Third verse same as the first! I was a long time admirer of Soichi Terada's work on various soundtracks but his solo work was at that point either only on vinyl, out of print or just tricky to get hold of. Thankfully that's changed in recent times and a compilation of his various solo pieces is now easily grab-able on BC, Sounds From The Far East is essentially a 'best of' of Terada's House works, as much as I love his Drum & Bass from Ape Escape he has a real knack for the slower tempos too. Part of the reason I love Terada's work so much is that it sounds like he has so much fun when making them, something you can hear in the production and is reflected in the album art for this comp too. It's an unfortunate casualty of the digital version having a different tracklist curse, but it's not too hard to find the missing / replaced tracks out there if you're so inclined like I was. There are a ton of tracks I could pick but I went with one of my favourite deep house bits in Purple Haze which wastes no time getting into the swing of things, and is full of the hallmarks of Terada's sound of this era: sweeping synths, big kicks and bouncy basslines.

Something new (to me) to wrap up, once again making me further amend my "I don't like minimal" sign to say "I don't like a lot of minimal" (although this is technically tech house but the point stands if you give it a listen!) I checked out Swayzak based off the electro-poppy State Of Grace and I Dance Alone, and was greeted with this and similar tracks instead. I was surprised for sure, but then again this isn't the first time I've seen an artist make a dramatic 180 in sound. I've yet to take a proper dive in but I have found more than a few tracks to catch my ear that are once again scratching that techy itch I have. Low-Rez Skyline is fairly sedate which makes for really good at-the-computer music, there's a lot of little flourishes and switch ups throughout that keep things fresh and interesting for me. It echoes of one of my other favourite Tech/Deep House pieces: Marshall Jefferson's Mushrooms remixed by Salt City Orchestra, albeit minus the absolutely stellar spoken word element. If you asked me originally I'd say that Skyline could benefit from that type of treatment too, but now I'm not so sure.
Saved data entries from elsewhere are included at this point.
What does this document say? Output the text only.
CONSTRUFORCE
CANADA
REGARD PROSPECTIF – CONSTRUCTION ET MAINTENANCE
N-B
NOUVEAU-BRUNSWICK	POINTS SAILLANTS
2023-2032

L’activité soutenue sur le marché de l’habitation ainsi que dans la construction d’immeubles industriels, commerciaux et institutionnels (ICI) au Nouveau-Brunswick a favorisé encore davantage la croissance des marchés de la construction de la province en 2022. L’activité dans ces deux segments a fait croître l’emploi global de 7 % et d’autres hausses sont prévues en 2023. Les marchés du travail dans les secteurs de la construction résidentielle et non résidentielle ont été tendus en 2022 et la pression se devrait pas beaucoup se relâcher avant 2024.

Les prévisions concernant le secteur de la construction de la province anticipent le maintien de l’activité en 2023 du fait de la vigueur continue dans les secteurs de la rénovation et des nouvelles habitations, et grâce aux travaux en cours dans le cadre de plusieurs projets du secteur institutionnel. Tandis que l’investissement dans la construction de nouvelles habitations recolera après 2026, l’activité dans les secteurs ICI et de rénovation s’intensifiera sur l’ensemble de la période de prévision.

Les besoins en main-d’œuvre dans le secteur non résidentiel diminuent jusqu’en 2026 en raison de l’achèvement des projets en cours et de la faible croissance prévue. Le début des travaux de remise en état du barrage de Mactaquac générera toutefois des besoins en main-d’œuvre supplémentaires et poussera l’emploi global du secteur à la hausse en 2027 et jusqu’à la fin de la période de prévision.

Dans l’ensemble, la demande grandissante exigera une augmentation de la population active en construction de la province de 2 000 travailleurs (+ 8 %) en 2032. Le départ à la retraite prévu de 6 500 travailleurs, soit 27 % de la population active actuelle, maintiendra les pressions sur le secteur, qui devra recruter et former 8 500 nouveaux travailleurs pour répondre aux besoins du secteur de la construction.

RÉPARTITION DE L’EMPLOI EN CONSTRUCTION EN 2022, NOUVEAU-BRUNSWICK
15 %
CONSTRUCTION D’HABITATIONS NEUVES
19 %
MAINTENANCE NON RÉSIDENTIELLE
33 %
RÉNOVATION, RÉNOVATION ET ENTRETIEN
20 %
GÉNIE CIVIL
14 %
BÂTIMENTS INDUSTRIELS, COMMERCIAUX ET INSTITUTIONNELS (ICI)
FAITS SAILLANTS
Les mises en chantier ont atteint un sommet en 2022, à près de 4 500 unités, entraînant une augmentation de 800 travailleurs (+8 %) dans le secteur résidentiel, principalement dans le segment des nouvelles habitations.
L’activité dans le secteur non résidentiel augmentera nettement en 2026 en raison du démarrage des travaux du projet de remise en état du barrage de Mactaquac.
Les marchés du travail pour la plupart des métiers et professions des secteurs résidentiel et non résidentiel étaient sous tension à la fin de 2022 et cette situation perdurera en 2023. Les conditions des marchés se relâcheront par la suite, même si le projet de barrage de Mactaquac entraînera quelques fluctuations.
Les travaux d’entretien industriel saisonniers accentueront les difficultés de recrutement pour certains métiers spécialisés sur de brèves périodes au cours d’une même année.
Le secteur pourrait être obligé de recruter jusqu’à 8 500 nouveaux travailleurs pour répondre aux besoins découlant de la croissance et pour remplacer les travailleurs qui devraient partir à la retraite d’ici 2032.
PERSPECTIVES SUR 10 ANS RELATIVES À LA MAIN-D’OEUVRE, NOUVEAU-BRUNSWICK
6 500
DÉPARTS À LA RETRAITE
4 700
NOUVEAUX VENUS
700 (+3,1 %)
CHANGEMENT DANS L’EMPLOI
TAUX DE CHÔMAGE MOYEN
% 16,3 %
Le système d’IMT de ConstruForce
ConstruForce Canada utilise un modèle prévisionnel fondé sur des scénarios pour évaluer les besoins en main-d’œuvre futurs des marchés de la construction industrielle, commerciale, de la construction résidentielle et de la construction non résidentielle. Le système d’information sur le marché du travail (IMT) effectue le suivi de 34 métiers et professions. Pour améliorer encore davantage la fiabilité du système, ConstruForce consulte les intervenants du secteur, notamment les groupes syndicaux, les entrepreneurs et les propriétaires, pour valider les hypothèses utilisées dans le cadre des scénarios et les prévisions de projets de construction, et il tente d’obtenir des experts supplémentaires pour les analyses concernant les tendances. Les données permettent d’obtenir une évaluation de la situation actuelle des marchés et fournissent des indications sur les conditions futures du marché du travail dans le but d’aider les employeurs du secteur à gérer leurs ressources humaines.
It's a little lengthy at almost 10 minutes, but that makes it one of the shorter tracks from this album, I could see that being a deal breaker for some and on paper I would include myself in that, but I'm only now beginning to feel it growing stale after my fourth or so listen in a row when prepping this post.

And that'll do us for today. Stay tuned this week as both mine and coincidentally the blog's birthday come up on Saturday, I don't know what if anything I'm gonna do yet but I hope to come up with something. There'll be certainly no party this year that's for sure. And on that note, as always, stay safe and enjoy the music.